Change in cohesion policy
What is certain is that the current member states would lose some funding in an expanded Ukraine scenario. Bruegel estimates that the Twenty-Seven countries “would receive €24 billion less in cohesion funding than in the current situation without Ukraine. The reason for this multi-billion loss is that Kyiv’s entry would reduce the EU’s average Gross National Income per capita, which is an indicator of the allocation of funds. The problem is not new, so much so that the EU Commission’s expert group has already warned the Commission that more funds will be needed in the future.

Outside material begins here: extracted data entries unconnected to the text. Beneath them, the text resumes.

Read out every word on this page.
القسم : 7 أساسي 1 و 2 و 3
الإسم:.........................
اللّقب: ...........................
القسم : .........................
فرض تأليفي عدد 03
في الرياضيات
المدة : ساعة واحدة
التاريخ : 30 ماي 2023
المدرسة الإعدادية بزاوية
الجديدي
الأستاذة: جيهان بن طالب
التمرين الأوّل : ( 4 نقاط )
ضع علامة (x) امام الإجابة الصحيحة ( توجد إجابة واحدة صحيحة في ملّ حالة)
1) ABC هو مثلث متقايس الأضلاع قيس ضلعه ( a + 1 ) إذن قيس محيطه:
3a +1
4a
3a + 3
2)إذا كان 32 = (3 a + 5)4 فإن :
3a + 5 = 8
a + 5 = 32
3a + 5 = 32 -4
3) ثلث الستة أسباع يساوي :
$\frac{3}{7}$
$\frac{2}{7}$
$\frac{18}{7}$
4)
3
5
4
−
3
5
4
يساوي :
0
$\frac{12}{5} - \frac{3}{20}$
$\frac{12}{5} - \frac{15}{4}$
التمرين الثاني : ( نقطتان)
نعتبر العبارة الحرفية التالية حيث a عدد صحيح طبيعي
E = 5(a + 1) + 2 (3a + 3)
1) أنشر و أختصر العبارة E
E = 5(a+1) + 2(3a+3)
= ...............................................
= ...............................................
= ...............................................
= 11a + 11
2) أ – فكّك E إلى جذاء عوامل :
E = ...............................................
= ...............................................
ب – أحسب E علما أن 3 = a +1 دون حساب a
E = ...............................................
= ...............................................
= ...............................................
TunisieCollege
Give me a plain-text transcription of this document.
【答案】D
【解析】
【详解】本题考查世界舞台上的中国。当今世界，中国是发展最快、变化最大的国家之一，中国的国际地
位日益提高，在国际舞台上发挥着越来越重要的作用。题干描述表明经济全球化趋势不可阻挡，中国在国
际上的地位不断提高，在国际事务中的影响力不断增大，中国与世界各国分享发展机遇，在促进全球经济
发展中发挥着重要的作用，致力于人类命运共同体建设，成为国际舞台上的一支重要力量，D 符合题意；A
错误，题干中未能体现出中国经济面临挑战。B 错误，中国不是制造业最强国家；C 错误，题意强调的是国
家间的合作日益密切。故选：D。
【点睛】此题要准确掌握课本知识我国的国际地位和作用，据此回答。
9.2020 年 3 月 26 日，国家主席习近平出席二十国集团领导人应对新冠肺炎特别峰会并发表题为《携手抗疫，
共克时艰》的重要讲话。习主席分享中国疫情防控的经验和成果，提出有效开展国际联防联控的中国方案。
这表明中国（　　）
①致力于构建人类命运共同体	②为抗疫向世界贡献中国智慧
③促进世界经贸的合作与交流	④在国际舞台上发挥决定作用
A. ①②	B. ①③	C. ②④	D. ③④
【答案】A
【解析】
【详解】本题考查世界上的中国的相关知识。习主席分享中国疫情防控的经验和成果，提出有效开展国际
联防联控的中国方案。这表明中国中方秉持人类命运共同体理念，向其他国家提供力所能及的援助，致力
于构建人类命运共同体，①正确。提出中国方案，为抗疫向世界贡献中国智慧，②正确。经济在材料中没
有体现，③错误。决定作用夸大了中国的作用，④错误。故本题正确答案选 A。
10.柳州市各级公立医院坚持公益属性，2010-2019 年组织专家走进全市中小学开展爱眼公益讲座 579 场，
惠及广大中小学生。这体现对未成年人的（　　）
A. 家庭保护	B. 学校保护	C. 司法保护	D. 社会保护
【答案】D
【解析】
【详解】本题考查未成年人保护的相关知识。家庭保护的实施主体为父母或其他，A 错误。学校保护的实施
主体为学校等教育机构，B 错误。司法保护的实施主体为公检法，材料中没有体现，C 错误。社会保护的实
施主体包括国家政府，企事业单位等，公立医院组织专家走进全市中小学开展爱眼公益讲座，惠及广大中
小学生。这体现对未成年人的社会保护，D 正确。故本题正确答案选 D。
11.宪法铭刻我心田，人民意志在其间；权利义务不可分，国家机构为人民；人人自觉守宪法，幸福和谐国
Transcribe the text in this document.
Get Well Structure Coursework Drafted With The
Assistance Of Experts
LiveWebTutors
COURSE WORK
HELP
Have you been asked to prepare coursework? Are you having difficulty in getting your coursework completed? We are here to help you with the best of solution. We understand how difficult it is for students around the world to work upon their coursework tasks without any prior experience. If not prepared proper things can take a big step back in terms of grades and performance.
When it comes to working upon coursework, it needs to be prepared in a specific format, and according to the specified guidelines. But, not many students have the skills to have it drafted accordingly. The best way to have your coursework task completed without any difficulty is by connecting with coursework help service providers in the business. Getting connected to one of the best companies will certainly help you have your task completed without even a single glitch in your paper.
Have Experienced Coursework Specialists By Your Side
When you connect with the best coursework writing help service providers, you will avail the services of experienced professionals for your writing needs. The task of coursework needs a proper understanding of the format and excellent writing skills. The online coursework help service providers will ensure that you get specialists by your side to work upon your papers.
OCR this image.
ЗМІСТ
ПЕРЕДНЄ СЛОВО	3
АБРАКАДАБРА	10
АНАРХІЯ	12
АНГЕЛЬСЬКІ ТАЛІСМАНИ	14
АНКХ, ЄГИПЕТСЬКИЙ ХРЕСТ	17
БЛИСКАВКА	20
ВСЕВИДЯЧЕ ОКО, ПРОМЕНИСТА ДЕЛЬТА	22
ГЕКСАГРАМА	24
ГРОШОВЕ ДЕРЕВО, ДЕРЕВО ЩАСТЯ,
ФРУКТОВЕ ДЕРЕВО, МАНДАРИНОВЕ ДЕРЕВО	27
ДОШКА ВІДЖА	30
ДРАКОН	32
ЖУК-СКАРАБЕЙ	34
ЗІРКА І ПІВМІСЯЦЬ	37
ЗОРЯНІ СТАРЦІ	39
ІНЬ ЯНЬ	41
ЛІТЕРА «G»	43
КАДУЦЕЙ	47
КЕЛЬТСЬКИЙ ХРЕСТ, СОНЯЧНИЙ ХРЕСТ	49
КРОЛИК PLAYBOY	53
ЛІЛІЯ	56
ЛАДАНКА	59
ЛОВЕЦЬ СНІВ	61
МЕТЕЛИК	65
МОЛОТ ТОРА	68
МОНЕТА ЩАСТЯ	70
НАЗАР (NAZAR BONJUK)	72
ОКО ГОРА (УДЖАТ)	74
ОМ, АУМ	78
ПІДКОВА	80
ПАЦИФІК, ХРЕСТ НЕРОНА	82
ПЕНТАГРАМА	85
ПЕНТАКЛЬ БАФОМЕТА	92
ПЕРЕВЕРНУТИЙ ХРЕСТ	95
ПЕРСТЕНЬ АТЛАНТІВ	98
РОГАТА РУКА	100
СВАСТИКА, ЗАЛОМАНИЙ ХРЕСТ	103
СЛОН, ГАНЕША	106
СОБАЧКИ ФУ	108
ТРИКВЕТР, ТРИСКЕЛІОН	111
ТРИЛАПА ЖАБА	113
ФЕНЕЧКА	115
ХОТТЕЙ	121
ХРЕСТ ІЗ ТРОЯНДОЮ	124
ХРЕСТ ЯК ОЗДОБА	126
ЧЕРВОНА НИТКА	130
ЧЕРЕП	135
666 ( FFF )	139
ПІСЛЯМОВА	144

For Italy, the Mezzogiorno and funding for Southern regions are at stake; definitely not a small matter.
What Ukraine can achieve
Net of membership in the European Union, Ukraine can have economic returns from its membership. Specifically, according to preliminary calculations, Kyiv would gain €32 billion in cohesion policy payments, 85 billion euros in Common Agricultural Policy (CAP) payments, and 7 billion euros in payments from other EU programs (all numbers are at current prices and refer to the entire 2021-2027 MFF). European public administration spending could increase by €4 billion, while the EU would save about €2 billion on funds currently allocated to its neighbors.
The benefits for the EU
A larger EU with Ukraine in it would certainly be good for Kyiv. But what does the EU gain from this enlargement? According to Bruegel, the integration of Ukrainian workers into the EU labor markets would reduce the dramatic labor shortage in the Union. In addition, the accession would improve the EU’s energy security and could reduce energy costs. Looking at it from a regional perspective, Ukraine’s presence in the Union would stabilize the EU’s eastern neighborhood and increase the EU’s military and security capabilities.